短い沈黙のあと、ヘレナは草案の一枚目へ手を置いた。


「先方への警戒と申されましたが」


その声は静かだった。


「私は、先方が必ずしも不誠実だと申し上げたいわけではありません」


次席官が目を細める。


ヘレナは続けた。


「ですが、誠実であれば条件は要らぬ、とは思っておりません」


部屋の空気が、わずかに張った。


「婚姻が穏やかに続くことを望んでおります。先方とも信を結びたいと考えております。それでも、帰還や書簡や帯同者のことを曖昧なままにしてよいとは思えませんでした」


「殿下」


記録管理官がやわらかく口を開く。


「お立場ゆえ、ご不安が募ることはもっともです。ですが、そのご不安をすべて条項へ置かれますと、草案はどうしても」


「不安だからではありません」


ヘレナが、そこで言葉を切った。


強い声ではない。

だが、その短い一言で、記録管理官は続きを呑み込んだ。


王女は草案へ落としていた目を、ゆっくりと上げた。


「不安だからではなく、必要だと思ったからです」


向かいの二人が、王女を正面から見返す。


リディアは胸の内で、わずかに息を整えた。

ここまではいい。
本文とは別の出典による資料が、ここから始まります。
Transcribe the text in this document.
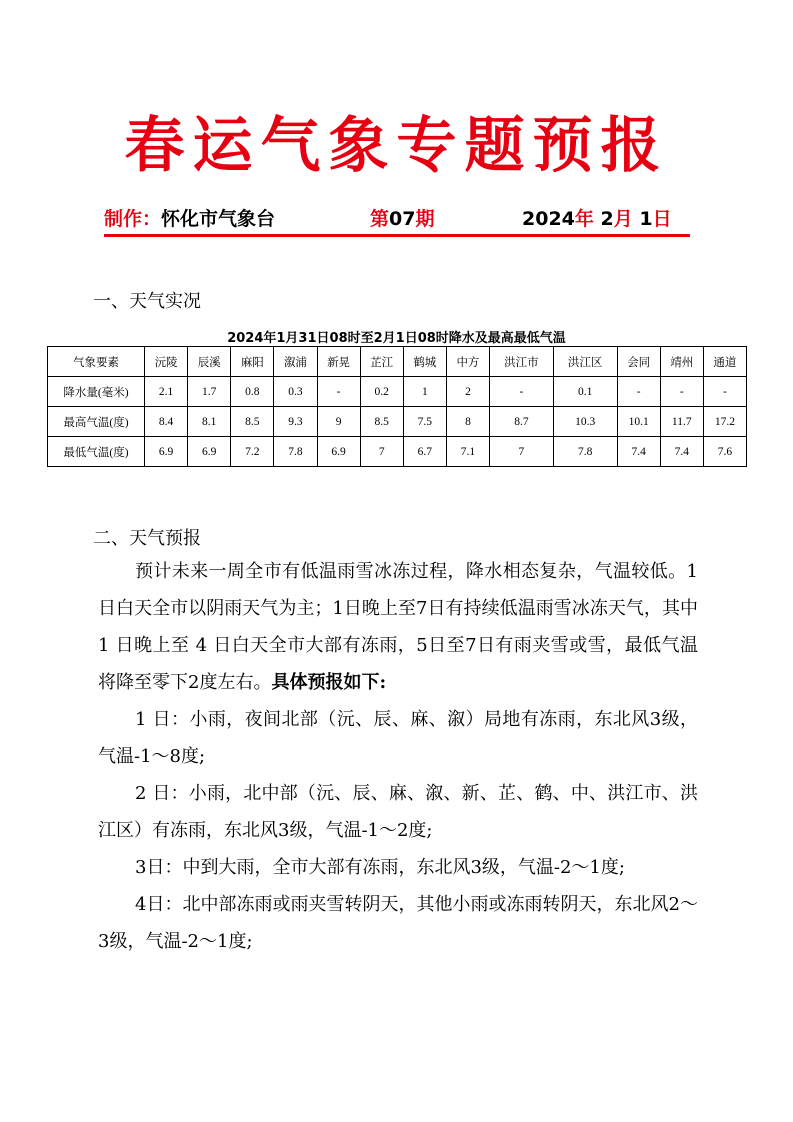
春运气象专题预报
制作：怀化市气象台	第07期	2024年 2月 1日
一、天气实况
2024年1月31日08时至2月1日08时降水及最高最低气温
气象要素	沅陵	辰溪	麻阳	溆浦	新晃	芷江	鹤城	中方	洪江市	洪江区	会同	靖州	通道
降水量(毫米)	2.1	1.7	0.8	0.3	-	0.2	1	2	-	0.1	-	-	-
最高气温(度)	8.4	8.1	8.5	9.3	9	8.5	7.5	8	8.7	10.3	10.1	11.7	17.2
最低气温(度)	6.9	6.9	7.2	7.8	6.9	7	6.7	7.1	7	7.8	7.4	7.4	7.6
二、天气预报

预计未来一周全市有低温雨雪冰冻过程，降水相态复杂，气温较低。1日白天全市以阴雨天气为主；1日晚上至7日有持续低温雨雪冰冻天气，其中 1 日晚上至 4 日白天全市大部有冻雨，5日至7日有雨夹雪或雪，最低气温将降至零下2度左右。具体预报如下:

1 日：小雨，夜间北部（沅、辰、麻、溆）局地有冻雨，东北风3级，气温-1～8度;

2 日：小雨，北中部（沅、辰、麻、溆、新、芷、鹤、中、洪江市、洪江区）有冻雨，东北风3级，气温-1～2度;

3日：中到大雨，全市大部有冻雨，东北风3级，气温-2～1度;

4日：北中部冻雨或雨夹雪转阴天，其他小雨或冻雨转阴天，东北风2～3级，气温-2～1度;
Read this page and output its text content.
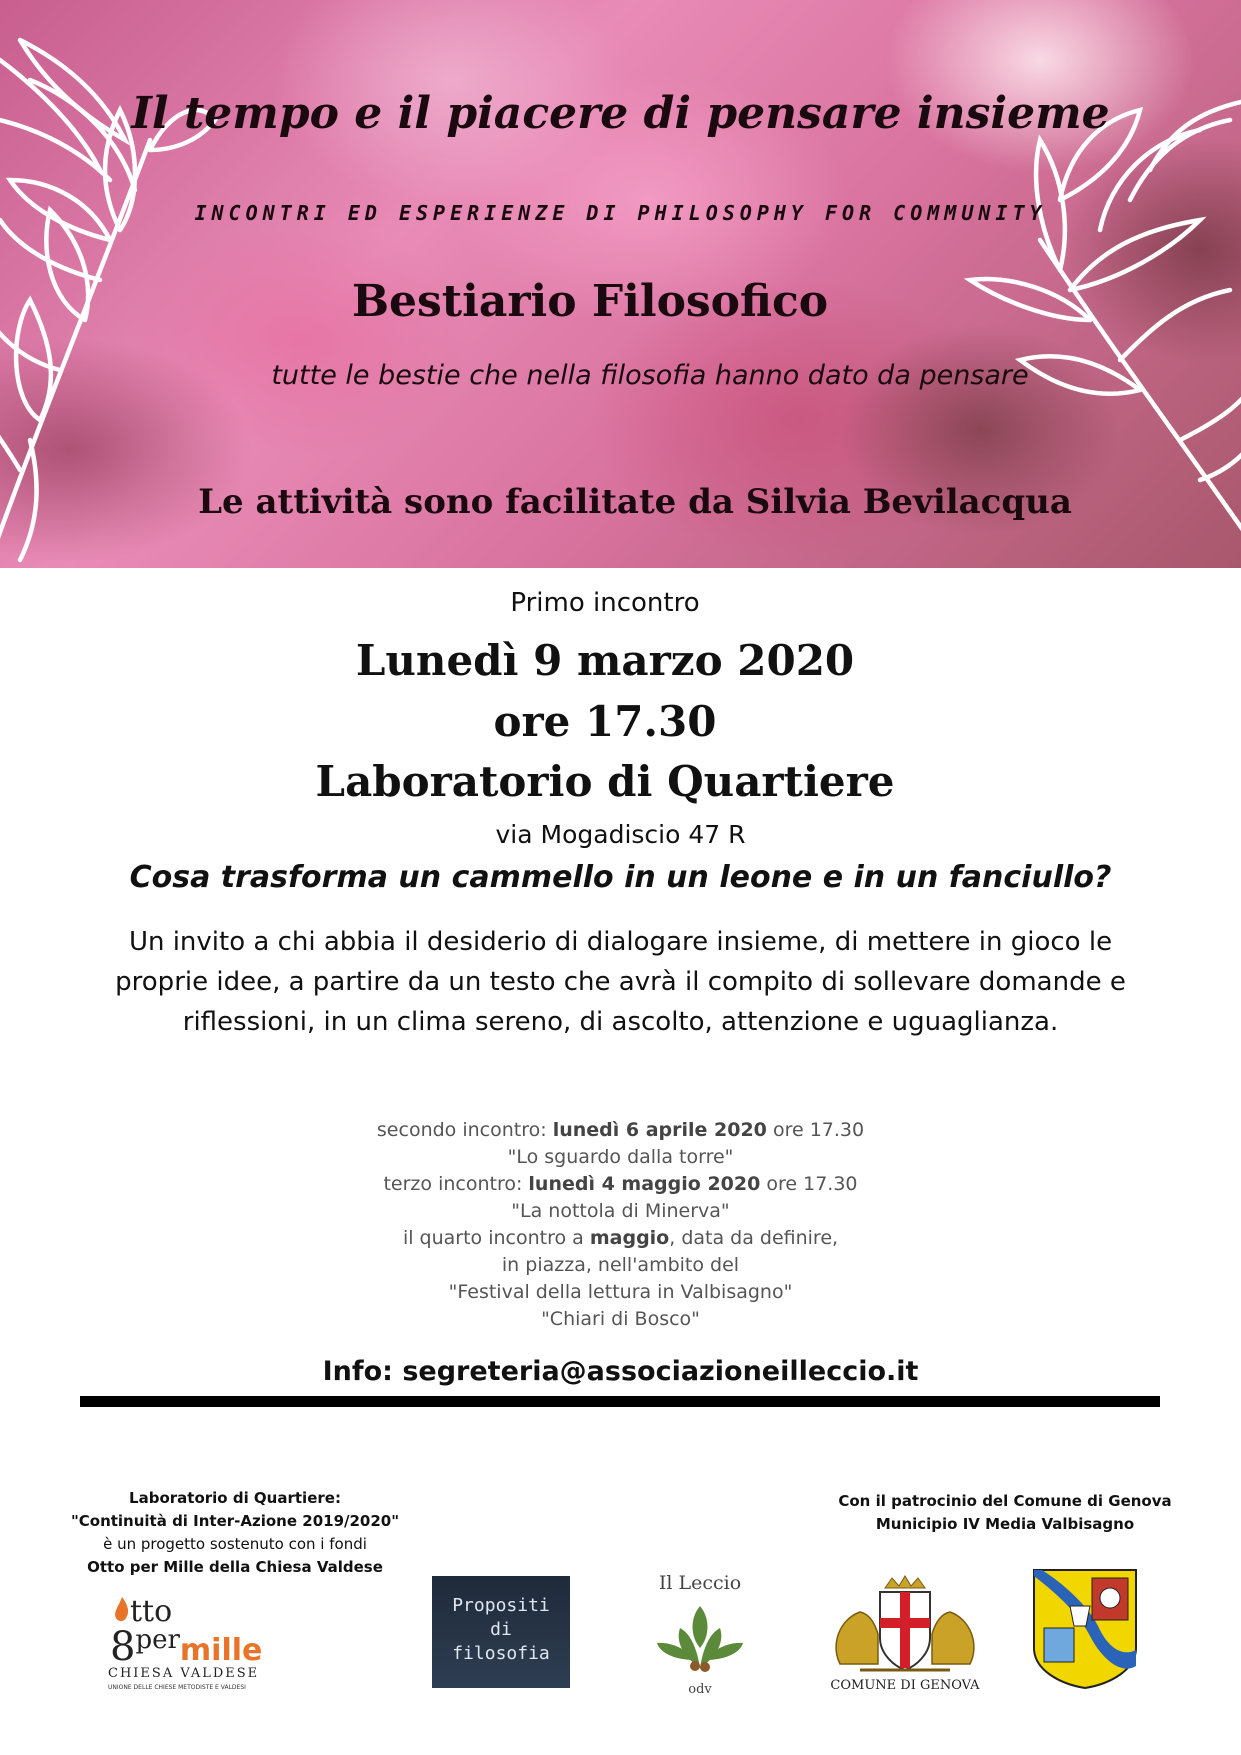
Il tempo e il piacere di pensare insieme
INCONTRI ED ESPERIENZE DI PHILOSOPHY FOR COMMUNITY
Bestiario Filosofico
tutte le bestie che nella filosofia hanno dato da pensare
Le attività sono facilitate da Silvia Bevilacqua
Primo incontro
Lunedì 9 marzo 2020
ore 17.30
Laboratorio di Quartiere
via Mogadiscio 47 R
Cosa trasforma un cammello in un leone e in un fanciullo?

Un invito a chi abbia il desiderio di dialogare insieme, di mettere in gioco le proprie idee, a partire da un testo che avrà il compito di sollevare domande e riflessioni, in un clima sereno, di ascolto, attenzione e uguaglianza.

secondo incontro: lunedì 6 aprile 2020 ore 17.30
"Lo sguardo dalla torre"
terzo incontro: lunedì 4 maggio 2020 ore 17.30
"La nottola di Minerva"
il quarto incontro a maggio, data da definire,
in piazza, nell'ambito del
"Festival della lettura in Valbisagno"
"Chiari di Bosco"
Info: segreteria@associazioneilleccio.it
Laboratorio di Quartiere:
"Continuità di Inter-Azione 2019/2020"
è un progetto sostenuto con i fondi
Otto per Mille della Chiesa Valdese
Con il patrocinio del Comune di Genova
Municipio IV Media Valbisagno
tto
8permille
CHIESA VALDESE
UNIONE DELLE CHIESE METODISTE E VALDESI
Propositi
di
filosofia
Il Leccio
odv	COMUNE DI GENOVA
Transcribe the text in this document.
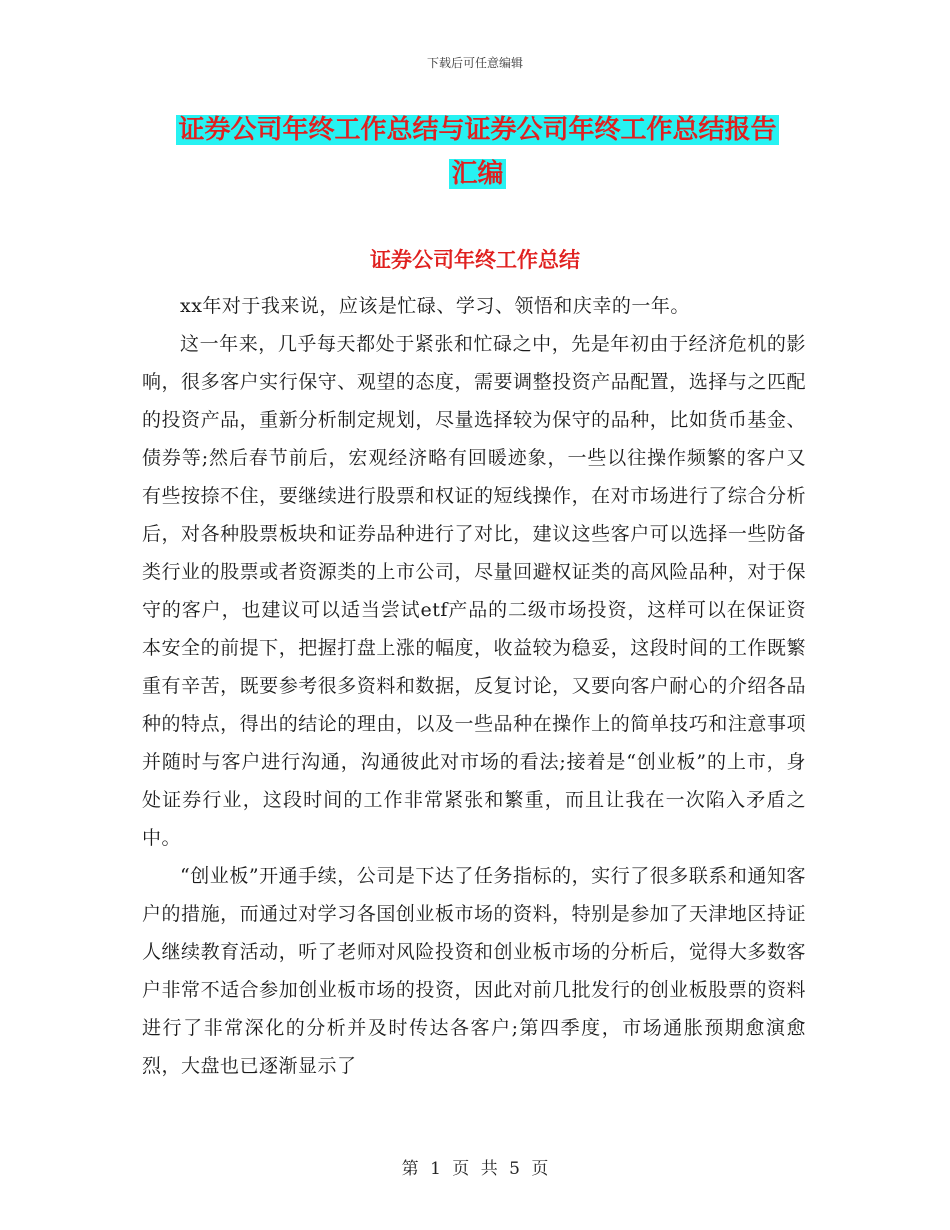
下载后可任意编辑
证券公司年终工作总结与证券公司年终工作总结报告
汇编
证券公司年终工作总结

xx年对于我来说，应该是忙碌、学习、领悟和庆幸的一年。

这一年来，几乎每天都处于紧张和忙碌之中，先是年初由于经济危机的影响，很多客户实行保守、观望的态度，需要调整投资产品配置，选择与之匹配的投资产品，重新分析制定规划，尽量选择较为保守的品种，比如货币基金、债券等;然后春节前后，宏观经济略有回暖迹象，一些以往操作频繁的客户又有些按捺不住，要继续进行股票和权证的短线操作，在对市场进行了综合分析后，对各种股票板块和证券品种进行了对比，建议这些客户可以选择一些防备类行业的股票或者资源类的上市公司，尽量回避权证类的高风险品种，对于保守的客户，也建议可以适当尝试etf产品的二级市场投资，这样可以在保证资本安全的前提下，把握打盘上涨的幅度，收益较为稳妥，这段时间的工作既繁重有辛苦，既要参考很多资料和数据，反复讨论，又要向客户耐心的介绍各品种的特点，得出的结论的理由，以及一些品种在操作上的简单技巧和注意事项并随时与客户进行沟通，沟通彼此对市场的看法;接着是“创业板”的上市，身处证券行业，这段时间的工作非常紧张和繁重，而且让我在一次陷入矛盾之中。

“创业板”开通手续，公司是下达了任务指标的，实行了很多联系和通知客户的措施，而通过对学习各国创业板市场的资料，特别是参加了天津地区持证人继续教育活动，听了老师对风险投资和创业板市场的分析后，觉得大多数客户非常不适合参加创业板市场的投资，因此对前几批发行的创业板股票的资料进行了非常深化的分析并及时传达各客户;第四季度，市场通胀预期愈演愈烈，大盘也已逐渐显示了

第 1 页 共 5 页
ヘレナは逃げていない。


次席官が慎重に問う。


「必要、とお考えになる理由を、うかがっても」


「曖昧なまま困るのが、私だからです」


その返答は短く、そして明瞭だった。


記録管理官が、さすがにわずかに眉を動かした。


ヘレナは続ける。


「病に伏したとき、誰が帰還を求めるのか。書簡が滞ったとき、どのように確かめるのか。そばの者が減らされたとき、どこまでが取り決め違反なのか。そうしたことが曖昧なままでは、後で困るのは私です」


「ですが殿下」


次席官が声を和らげる。


「婚姻とは、そこまで疑いを並べて入るものでは」


「疑っているわけではありません」


ヘレナはもう一度、はっきりと言った。


「疑っているのではなく、守りを持って入りたいのです」


その言葉に、部屋は静まり返った。


窓の外で遠く鳥の声がしたが、それすら今は室内まで届いてこないように思えた。


次席官は、草案とヘレナの顔を見比べる。

記録管理官もまた、机上へ手を置いたまま動かない。


沈黙を破ったのは、セオドアだった。


「ですので、法務局としてはこの草案を、単なる補足案ではなく、殿下ご本人のご意思を含む条件整理としてお預かりしております」


次席官が、ようやく小さく息をついた。


「そうですか」


それだけ言って、彼は草案の確認印をもう一度見た。


今度の沈黙は、先ほどまでとは少し違った。

ただの驚きではない。

この紙を、もう“周囲が整えた気遣い”としては扱えないと理解した沈黙だった。


やがて次席官は、静かに口を開いた。


「確認させていただきたい」


その問いは、今度はセオドアではなく、まっすぐヘレナへ向いていた。